The only possible issue is that the idea with the label is that it is local to the collection, hence allowing simple labels like "energy". But that makes the relations invalid RDF, since the subject should be a URI.
One solution could be to keep it like this - to not enforce the relations to not be valid RDF. If the user needs that, he/she should provide valid URIs as labels. Thoughts?
What we encode in the collection data-model, and how the information is represented in a triplestore are two different things. The collection yaml/json-file need to be "user-friendly", however, when the labels are to be encoded as triples, it makes sense to generate a URI consisting of <namespace>/<collection-id>#label
. This way we can query all labels and relations directly from the triplestore. no?
Yes, I fully agree that we want to keep the collection simple and "user-friendly". I think that the collection backend in tripper might be the correct place to do the conversion between the simple label
and the qualified <namespace>/<collection-id>#label
representations.
However, such conversions are not trivial, since we want reproduce the exact content of the triplestore after a conversion to and back from the collection representation. A further complication is that objects can either be IRIs or literals, so we need a way to distinguish between the two cases.
Since we want labels as simple strings, like "energy", "inst1", etc..., the best solution I see for that is to add support for prefixes in collections combined with some conventions. A possible set of conventions could be:
- string starting with "<" (ex:
<xsd:double>3.14
) <--> literal, the type is provided within the <...> - string starting with "_:" <--> blank node
- string starting with ":" (ex:
:force
) <--> IRI with default prefix - string with no colon (typically a label, ex:
force
) <--> IRI with default prefix - string of the form
<prefix>:<name>
<--> an IRI with given prefix
The default prefix is http://onto-ns.com/meta/0.1/Collection/<UUID>#
, where <UUID>
is the UUID of the collection. Convention 2, 3 and 5 follows the turtle standard. Convention 4 supports user-friendly labels.
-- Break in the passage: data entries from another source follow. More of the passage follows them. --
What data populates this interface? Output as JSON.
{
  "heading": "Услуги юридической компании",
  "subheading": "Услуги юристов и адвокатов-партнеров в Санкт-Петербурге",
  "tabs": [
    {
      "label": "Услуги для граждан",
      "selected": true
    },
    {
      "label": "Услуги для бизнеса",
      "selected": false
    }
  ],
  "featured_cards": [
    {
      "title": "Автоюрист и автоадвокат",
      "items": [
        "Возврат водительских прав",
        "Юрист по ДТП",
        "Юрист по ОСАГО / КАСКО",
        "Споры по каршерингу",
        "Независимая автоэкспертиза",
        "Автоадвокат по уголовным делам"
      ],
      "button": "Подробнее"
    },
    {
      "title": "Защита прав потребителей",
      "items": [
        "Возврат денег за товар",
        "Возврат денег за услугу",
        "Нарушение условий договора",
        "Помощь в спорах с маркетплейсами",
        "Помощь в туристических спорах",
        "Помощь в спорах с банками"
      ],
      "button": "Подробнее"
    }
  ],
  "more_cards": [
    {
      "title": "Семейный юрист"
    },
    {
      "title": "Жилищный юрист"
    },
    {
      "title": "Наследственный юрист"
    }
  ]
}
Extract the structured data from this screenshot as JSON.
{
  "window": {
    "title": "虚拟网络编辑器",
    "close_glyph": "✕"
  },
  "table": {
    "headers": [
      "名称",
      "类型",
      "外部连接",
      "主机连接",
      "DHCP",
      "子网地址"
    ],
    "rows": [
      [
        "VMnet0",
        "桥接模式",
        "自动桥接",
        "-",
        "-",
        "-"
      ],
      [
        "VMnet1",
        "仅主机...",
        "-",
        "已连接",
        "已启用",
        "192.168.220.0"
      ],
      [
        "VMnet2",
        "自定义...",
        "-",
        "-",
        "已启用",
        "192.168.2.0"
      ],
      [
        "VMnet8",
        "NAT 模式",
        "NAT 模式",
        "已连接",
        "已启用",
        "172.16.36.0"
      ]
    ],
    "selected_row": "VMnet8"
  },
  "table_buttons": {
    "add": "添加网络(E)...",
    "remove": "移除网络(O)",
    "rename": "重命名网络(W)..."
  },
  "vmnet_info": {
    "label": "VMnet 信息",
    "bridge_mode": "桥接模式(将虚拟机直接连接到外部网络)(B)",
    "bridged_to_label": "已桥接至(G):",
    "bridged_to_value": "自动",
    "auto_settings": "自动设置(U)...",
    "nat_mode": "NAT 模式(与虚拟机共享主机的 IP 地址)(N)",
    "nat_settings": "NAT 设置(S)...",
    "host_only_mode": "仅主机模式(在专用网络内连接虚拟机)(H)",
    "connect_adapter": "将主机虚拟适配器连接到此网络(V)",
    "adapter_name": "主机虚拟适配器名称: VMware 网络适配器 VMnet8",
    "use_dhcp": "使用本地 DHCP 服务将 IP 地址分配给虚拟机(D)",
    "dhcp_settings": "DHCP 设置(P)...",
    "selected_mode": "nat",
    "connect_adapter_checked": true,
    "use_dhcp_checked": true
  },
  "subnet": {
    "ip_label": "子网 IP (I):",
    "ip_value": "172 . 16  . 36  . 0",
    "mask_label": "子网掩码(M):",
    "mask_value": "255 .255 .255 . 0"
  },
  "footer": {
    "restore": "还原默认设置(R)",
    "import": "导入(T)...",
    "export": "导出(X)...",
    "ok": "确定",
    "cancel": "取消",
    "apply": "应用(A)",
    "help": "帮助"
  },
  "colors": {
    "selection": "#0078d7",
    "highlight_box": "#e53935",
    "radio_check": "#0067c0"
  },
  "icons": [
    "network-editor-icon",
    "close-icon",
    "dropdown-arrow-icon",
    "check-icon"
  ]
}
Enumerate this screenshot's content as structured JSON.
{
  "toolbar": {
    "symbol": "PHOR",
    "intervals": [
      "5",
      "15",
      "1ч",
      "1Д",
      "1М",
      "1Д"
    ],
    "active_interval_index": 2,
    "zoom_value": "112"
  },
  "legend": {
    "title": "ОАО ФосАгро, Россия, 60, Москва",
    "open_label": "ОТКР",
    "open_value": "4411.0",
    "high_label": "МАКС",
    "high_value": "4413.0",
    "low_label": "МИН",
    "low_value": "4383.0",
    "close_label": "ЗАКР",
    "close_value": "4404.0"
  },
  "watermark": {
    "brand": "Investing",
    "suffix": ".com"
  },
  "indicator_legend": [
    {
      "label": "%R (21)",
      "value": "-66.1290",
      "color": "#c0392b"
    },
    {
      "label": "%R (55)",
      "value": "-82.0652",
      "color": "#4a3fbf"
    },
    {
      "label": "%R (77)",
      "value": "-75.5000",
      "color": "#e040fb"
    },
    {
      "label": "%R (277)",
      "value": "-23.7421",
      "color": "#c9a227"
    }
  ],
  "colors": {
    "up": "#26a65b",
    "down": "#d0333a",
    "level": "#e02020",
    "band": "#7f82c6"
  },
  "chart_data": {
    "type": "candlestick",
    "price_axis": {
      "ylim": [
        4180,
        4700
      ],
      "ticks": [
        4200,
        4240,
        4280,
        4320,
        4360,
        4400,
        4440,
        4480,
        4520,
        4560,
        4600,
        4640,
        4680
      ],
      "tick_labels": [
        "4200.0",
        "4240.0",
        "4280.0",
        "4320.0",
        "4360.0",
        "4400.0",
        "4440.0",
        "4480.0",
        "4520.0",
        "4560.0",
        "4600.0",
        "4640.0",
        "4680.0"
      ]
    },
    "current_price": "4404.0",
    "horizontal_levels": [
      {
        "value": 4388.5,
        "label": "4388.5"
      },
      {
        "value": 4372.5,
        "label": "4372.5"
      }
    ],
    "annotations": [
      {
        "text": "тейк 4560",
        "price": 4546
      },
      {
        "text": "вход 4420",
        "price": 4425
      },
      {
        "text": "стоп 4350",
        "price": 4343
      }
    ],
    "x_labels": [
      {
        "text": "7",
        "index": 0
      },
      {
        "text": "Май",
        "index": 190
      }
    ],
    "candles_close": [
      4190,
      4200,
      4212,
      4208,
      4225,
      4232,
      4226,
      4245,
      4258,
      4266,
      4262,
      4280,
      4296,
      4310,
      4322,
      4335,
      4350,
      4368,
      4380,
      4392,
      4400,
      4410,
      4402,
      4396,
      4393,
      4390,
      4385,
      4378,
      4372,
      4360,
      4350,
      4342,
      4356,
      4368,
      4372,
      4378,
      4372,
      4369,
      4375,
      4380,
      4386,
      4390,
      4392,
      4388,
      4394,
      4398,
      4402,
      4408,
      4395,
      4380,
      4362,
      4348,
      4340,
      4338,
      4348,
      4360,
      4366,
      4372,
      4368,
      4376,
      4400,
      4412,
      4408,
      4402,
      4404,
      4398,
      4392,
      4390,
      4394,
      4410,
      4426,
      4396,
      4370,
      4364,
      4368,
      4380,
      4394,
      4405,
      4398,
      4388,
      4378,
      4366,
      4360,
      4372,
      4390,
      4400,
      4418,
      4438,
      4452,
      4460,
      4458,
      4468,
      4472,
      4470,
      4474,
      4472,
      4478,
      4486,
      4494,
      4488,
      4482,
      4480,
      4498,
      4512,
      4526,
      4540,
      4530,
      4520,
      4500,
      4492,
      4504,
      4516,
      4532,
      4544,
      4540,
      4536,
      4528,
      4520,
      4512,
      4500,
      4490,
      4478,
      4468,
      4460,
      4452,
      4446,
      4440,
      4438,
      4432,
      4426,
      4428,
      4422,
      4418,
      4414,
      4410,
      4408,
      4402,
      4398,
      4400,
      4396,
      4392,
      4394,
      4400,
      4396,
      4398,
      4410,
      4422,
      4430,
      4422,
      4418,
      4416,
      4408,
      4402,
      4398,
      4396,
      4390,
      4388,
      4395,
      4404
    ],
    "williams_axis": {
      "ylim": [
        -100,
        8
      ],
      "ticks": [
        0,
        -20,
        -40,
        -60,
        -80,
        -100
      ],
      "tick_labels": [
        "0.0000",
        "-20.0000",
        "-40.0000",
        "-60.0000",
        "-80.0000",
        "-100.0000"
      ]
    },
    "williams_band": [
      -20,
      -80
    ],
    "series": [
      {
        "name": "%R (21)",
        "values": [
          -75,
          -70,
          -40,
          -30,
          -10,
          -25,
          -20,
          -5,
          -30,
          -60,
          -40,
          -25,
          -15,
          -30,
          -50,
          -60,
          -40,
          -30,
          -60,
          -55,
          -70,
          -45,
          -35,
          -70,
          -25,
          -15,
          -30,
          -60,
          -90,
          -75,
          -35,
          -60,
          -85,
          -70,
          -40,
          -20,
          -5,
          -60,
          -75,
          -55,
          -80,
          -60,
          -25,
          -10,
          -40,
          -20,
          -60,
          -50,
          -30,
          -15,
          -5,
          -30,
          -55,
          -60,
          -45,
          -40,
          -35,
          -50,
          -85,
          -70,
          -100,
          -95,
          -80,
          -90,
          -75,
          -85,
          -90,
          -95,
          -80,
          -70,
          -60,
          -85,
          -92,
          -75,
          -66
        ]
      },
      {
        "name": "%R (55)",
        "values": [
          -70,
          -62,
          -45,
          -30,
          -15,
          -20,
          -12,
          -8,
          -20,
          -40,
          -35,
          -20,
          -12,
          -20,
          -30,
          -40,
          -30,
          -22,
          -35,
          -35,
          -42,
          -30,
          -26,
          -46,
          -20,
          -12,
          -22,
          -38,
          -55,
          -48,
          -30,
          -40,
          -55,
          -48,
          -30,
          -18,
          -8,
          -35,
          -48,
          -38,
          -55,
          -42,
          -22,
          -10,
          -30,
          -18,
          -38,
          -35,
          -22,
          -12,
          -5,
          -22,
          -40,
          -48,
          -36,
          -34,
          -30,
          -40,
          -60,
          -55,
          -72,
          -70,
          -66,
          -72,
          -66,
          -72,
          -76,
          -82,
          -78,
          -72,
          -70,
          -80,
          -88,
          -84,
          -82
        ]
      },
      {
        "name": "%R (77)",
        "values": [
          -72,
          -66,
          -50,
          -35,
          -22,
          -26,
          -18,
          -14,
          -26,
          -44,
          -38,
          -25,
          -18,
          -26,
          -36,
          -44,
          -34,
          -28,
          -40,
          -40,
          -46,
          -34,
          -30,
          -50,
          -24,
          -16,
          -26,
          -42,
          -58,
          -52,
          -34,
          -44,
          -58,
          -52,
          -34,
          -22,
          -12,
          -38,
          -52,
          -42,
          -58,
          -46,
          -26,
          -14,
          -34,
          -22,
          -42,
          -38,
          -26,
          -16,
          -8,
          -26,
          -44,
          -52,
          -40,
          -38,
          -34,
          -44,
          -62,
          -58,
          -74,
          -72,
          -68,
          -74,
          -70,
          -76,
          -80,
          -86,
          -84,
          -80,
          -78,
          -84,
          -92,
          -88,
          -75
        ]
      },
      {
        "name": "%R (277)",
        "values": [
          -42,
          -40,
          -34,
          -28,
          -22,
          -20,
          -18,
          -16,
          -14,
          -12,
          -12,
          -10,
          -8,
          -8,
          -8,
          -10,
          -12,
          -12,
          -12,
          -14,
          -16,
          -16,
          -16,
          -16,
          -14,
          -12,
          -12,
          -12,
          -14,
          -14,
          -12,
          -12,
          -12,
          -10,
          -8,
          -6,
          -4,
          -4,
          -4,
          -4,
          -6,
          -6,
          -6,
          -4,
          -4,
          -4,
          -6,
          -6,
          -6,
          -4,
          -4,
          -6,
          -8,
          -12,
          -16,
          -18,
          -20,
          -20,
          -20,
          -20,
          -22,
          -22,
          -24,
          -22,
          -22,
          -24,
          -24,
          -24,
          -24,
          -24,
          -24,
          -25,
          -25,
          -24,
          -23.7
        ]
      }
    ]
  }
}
Convention 1 is a new suggestion here to distinguish literals from IRIs. The "<" is not allowed in a valid URL, so this suggestion makes it possible to check whether a string is a literal or IRI by just checking the first character. Having the value at the end of the string is convenient in C, since one can refer to the value by just pointing to the first character after ">", without having to consider a substring of a given length or copy it to a newly allocated string. A language-specific string literal would e.g. start with "<@en>" while an unqualified literal would simply start with "<>". Using {...}
to indicate a placeholder, this would result in the following relations for describing an instance in a collection:
({label}, rdf:type, dm:Instance) # former _is-a
({label}, dm:hasUUID, <>{uuid}) # former _has-uuid
({label}, dm:instanceOf, {uri}) # former _has-meta
({label}, dm:hasParent, <>{uuid}) # for transactions
({label}, dm:hasHash, <>{hash}) # for transactions
An alternative to convention 1 would be to use turtle literals. They start with a double quote (") and are likewise easy to distinguish from IRIs, but the actual literal value does not end with a NUL, making it more cumbersome and less efficient to work with in C. I therefore prefer convention 1 as suggested above.
Update:
Instead of inventing a new syntax for literals, I think it may be easier and cleaner to move the type of a literal object to a fourth field in the internal dlite representation of a triple. If the type is NULL, the object is an IRI. Otherwise the object is a literal with the given type. An unqualified literal could be represented by an empty string (or a special pointer value, like (void *)1
).
For IRIs, we can keep conventions 2-4 in the above comment. This would result in the following internal representation:
({label}, rdf:type, dm:Instance, NULL) # former _is-a
({label}, dm:hasUUID, {uuid}, "") # former _has-uuid
({label}, dm:instanceOf, {uri}, NULL) # former _has-meta
({label}, dm:hasParent, {uuid}, "") # for transactions
({label}, dm:hasHash, {hash}, "") # for transactions
This will be easy to work with in C and convert to standard RDF representations via tripper or redland.
Since valid pointers must be word-aligned (a multiple of 4 for 32 bit systems and a multiple of 8 for 64 bit systems), there is plenty of space to encode common standard literal types in the pointer to the fourth field for very fast lookup using switch()
.